I have taken a few months off sense I started but other than that there hasn't been a week that I didn't train. I can't say I train every day, unless you count those slight  moves you can throw into your daily life that no one notices. He he he, if my coworkers only knew what I was doing. Lol


----------



## KFMo01 (Nov 8, 2015)

Danny T said:


> Hi Mo,
> Welcome. Many good people and excellent martial artists here and if you have been training regularly for the past 5 years you are a one of them. Don't discount yourself. Enjoy the discussions.



Thank You!


----------



## Danny T (Nov 8, 2015)

KFMo01 said:


> I have taken a few months off sense I started but other than that there hasn't been a week that I didn't train. I can't say I train every day, unless you count those slight  moves you can throw into your daily life that no one notices. He he he, if my coworkers only knew what I was doing. Lol


Oh yeah! Your hooked! One can train on something everyday.


----------



## KFMo01 (Nov 8, 2015)

It makes life more interesting. It looks like I just handed you a piece of paper, but in my mind I was practicing a spear hand, to your gut.


----------



## KFMo01 (Nov 8, 2015)

KFMo01 said:


> It makes life more interesting.

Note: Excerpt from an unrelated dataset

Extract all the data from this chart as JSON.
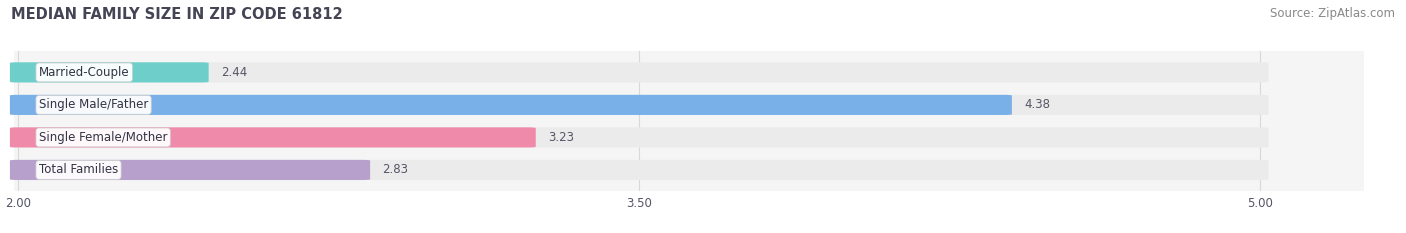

It looks like I just handed you a piece of paper, but in my mind I was practicing a spear hand, to your gut.


Ok, I meant this as a reply to the above post.  I am still trying to remember how tapatalk works.


----------



## KFMo01 (Nov 8, 2015)

It's a slow spear hand though. Ok now I just seem odd, I am probably the only person who does this. Or am I? 

Does anyone ever practice strikes when out and about. For example, when I run my hand through my hair, mentally I am aiming and practicing an upward elbow strike to someone 5 feet or further away from me. It's not much but it keeps my mind focused on training. Anyone think this is a good, bad or irrelevant idea? Why?


----------



## Danny T (Nov 8, 2015)

KFMo01 said:


> It's a slow spear hand though. Ok now I just seem odd, I am probably the only person who does this. Or am I?
> 
> Does anyone ever practice strikes when out and about. For example, when I run my hand through my hair, mentally I am aiming and practicing an upward elbow strike to someone 5 feet or further away from me. It's not much but it keeps my mind focused on training. Anyone think this is a good, bad or irrelevant idea? Why?


Lol
You are not alone; most all the people here do or have done the same in some fashion.


----------



## KFMo01 (Nov 8, 2015)

Good to hear


----------



## clfsean (Nov 8, 2015)

Hey Mo! Glad you made it work!


----------



## KFMo01 (Nov 8, 2015)

Hi Sean! I'm glad to be back on a marital art forum, thank you for the invite. You have been a positive influence on my Kung fu journey for many years, I look forward to our conversations on here.


----------



## KFMo01 (Nov 8, 2015)

Is there anyone else on here I  may know?


----------



## clfsean (Nov 8, 2015)

KFMo01 said:


> Is there anyone else on here I  may know?


Xue Sheng is in & out ... maybe but with other screen names, I'm not sure. It's a new bunch.


----------



## Koshiki (Nov 8, 2015)

Welcome Mo! These guys are great. 

In regards to covert practice when out and about, yeah I do that too. I mean, we're all hear because we _enjoy_ getting punched. You can't really expect too much sanity, can you?

On the subject of Severe Asthma: The man I learned the most from in Martial Arts was a severe asthmatic, training when he could, and training when he shouldn't, and then not training when he couldn't. He was an amazing man.


----------



## oftheherd1 (Nov 12, 2015)

Welcome to MT.


----------